Part 3 : Speculation
Rises About an Israeli Attack
Iran has
defended its nuclear program as peaceful and has defiantly pursued uranium
enrichment through years of international pressure and sanctions. Israel’s
increasingly urgent warnings on the need to halt Iran’s nuclear progress,
before it gets much closer to being able to build a bomb, have prompted
concerns that Israel might unilaterally mount a military strike — and have
added to the implacable enmity between the two.
Speculation
that Israel might attack Iran has intensified in recent months as tensions
between the countries have escalated.
Tensions
flared in February when Israeli officials blamed Iran in two separate attacks.
On Feb. 13, Israeli
Embassy personnel were targeted by bombers in the capitals of
Georgia and India, injuring four people, including an Israeli diplomat’s wife.

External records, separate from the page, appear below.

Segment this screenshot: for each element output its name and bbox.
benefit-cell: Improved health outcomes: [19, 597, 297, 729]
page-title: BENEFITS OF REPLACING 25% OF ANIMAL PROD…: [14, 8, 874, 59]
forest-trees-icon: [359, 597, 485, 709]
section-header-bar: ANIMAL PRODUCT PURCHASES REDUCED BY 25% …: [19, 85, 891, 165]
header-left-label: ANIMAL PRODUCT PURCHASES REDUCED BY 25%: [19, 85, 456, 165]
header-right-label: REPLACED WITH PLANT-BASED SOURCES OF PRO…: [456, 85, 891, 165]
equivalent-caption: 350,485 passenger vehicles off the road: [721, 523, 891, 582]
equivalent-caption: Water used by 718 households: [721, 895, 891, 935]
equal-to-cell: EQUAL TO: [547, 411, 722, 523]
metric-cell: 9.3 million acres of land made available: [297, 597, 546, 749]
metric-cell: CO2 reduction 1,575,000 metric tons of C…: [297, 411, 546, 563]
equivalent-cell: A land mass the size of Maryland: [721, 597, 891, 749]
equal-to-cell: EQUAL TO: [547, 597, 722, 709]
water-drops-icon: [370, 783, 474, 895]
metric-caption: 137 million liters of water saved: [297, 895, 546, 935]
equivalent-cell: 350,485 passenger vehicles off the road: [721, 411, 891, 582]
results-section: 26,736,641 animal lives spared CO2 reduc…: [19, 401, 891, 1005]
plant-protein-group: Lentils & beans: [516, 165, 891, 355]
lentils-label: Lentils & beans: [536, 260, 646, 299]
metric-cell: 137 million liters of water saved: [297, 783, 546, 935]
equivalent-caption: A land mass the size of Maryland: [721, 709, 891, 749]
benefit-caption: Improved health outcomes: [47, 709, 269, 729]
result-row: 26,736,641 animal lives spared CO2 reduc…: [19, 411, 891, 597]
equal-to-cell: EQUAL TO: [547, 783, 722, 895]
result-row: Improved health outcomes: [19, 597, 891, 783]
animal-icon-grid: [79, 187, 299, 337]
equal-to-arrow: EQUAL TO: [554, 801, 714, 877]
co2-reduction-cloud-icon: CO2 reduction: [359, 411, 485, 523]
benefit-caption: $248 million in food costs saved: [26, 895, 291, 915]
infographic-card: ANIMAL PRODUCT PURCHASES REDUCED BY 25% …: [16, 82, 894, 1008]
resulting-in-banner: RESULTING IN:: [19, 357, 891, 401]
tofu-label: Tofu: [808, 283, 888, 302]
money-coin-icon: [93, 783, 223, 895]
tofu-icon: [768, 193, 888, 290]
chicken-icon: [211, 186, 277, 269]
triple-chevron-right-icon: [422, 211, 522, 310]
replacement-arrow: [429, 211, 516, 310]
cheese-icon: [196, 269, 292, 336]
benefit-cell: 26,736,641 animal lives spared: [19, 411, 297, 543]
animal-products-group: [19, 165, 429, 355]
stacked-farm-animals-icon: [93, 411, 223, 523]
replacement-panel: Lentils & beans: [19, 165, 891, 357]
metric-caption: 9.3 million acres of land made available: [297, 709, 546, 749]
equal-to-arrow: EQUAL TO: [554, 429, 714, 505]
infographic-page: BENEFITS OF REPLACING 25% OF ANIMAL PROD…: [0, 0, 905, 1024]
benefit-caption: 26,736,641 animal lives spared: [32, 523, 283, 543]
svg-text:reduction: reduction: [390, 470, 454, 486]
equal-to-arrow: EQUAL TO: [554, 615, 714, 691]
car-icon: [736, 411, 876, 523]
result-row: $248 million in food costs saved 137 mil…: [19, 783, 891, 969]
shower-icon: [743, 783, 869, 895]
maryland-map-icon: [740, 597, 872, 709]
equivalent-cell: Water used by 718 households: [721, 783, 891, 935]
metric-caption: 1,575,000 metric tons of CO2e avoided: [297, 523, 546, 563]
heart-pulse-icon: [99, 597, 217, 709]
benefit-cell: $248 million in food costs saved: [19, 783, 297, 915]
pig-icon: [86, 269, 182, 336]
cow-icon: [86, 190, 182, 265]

The embassy blasts used methods that were similar to attacks on Iranian nuclear
scientists in recent years, for which Iran has blamed Israel. The next
day, a series of
explosions rocked a residential neighborhood in Bangkok, wounding
several people. Thai authorities found a cache of bombs in a rented house and
captured two men who carried Iranian passports. Evidence was
accumulating that the bombings were part of a single plot, for which
Israel has blamed Iran. Iranian officials have denied any involvement.
Should Israel decide to launch a strike on Iran, its pilots would have to fly more than 1,000 miles across unfriendly airspace, refuel in the air en route, fight off Iran’s air defenses, attack multiple underground sites simultaneously — and use at least 100 planes.
That was
the assessment of American defense officials and military analysts close to the
Pentagon, who said that an Israeli attack meant to set back Iran’s
nuclear program would be a huge and highly complex operation.
They described it as far different from Israel’s “surgical” strikes on a
nuclear reactor in Syria in 2007 and Iraq’s Osirak reactor in 1981.
In a sign
of rising American concern, Tom Donilon, the national security adviser, met
with Prime Minister Benjamin Netanyahu of Israel in Jerusalem on Feb. 19, and
Gen. Martin E. Dempsey warned on CNN that an Israeli strike on Iran right now
would be “destabilizing.” Similarly, the British foreign secretary, William
Hague, told the BBC that attacking Iran would not be
“the wise thing” for Israel to do “at this moment.”
In
November 2011, Israeli officials would not
confirm or deny multiple reports in the Israeli news media that
Israeli Defense Minister Ehud Barak and
Prime Minister Benjamin
Netanyahuwere pressing for a decision on whether to strike a uranium
enrichment facility at Natanz, the centerpiece of Iran’s known nuclear-fuel
production, and related sites across the country.
But in
January 2012, seeking to lower the tone of nervous discourse as the United
States and European Union imposed sanctions on Iran, Mr. Barak said that any decision
to attack Iran because of its nuclear program was “very far off.”